Proofs: The walking corpse comes to life

Although his stature resembles a basketball player, Bethwel, an HIV-positive father of two, depends on antiretroviral (ARV) drugs for survival. Just 10 years ago, Bethwel could not figure out why he could not stay healthy. He kept going back to his doctors suspecting that he had malaria and tuberculosis. But only after his doctors at the Mbagathi Hospital in Nairobi, Kenya prescribed ARV drugs to him did he realize that he had something much worse: HIV/AIDS.

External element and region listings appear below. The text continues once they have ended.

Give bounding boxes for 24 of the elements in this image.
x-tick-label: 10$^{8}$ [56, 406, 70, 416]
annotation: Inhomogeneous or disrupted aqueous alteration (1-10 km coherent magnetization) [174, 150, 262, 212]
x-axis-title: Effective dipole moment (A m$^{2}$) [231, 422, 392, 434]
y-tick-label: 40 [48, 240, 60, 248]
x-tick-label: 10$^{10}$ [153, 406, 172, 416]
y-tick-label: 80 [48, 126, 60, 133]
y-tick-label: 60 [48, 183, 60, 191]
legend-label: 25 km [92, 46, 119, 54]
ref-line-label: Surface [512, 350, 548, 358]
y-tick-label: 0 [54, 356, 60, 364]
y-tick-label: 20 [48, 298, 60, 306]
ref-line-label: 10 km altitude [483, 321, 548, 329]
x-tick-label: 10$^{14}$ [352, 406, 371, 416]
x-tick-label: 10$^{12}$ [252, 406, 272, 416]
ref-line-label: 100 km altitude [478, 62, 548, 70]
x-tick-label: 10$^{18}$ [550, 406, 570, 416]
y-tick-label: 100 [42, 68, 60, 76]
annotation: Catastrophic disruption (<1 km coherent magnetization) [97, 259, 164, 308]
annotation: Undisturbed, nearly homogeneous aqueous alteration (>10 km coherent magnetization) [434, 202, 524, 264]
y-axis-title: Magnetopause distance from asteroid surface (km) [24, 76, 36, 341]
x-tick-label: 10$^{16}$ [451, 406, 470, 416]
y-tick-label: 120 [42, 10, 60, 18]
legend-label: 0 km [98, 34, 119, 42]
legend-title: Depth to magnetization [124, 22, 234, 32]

But by the time that was figured out, his doctors doubted he would make it. “I had lost from 89kg to 49 kg (196lbs to 108lbs). I was like a walking corpse,” he recounts. Thankfully, the hospital was able to provide him with free medication thanks to grants from the Global Fund. In Bethwel’s own words, “The ARVs are working. They gave me back my life. They gave me back my health. They gave me back my fatherhood.”

His wife, also HIV positive, soon began taking ARVs provided by the Global Fund as well. And thanks to Mbagathi’s prevention of mother-to-child transmission (PMTCT) program, she was able to get pregnant and give birth to a baby boy, Isaac who is now two years old and HIV negative.

The funding for programs like those at Mbagathi District Hospital are in jeopardy as the House and Senate hammer out the FY 2011 budgets. The House has proposed a 43 percent cut, about $450 million, to the Global Fund. If the funding is cut, more than 400,000 mothers and fathers will not receive their antiretroviral medication. And more than 58,000 HIV-positive, pregnant women will not receive treatment to prevent mother-to-child transmission of HIV.

“The only thing that I need to continue living, to continue being a father to my children, is assurance that these drugs will continue to be supplied,” said Bethwel.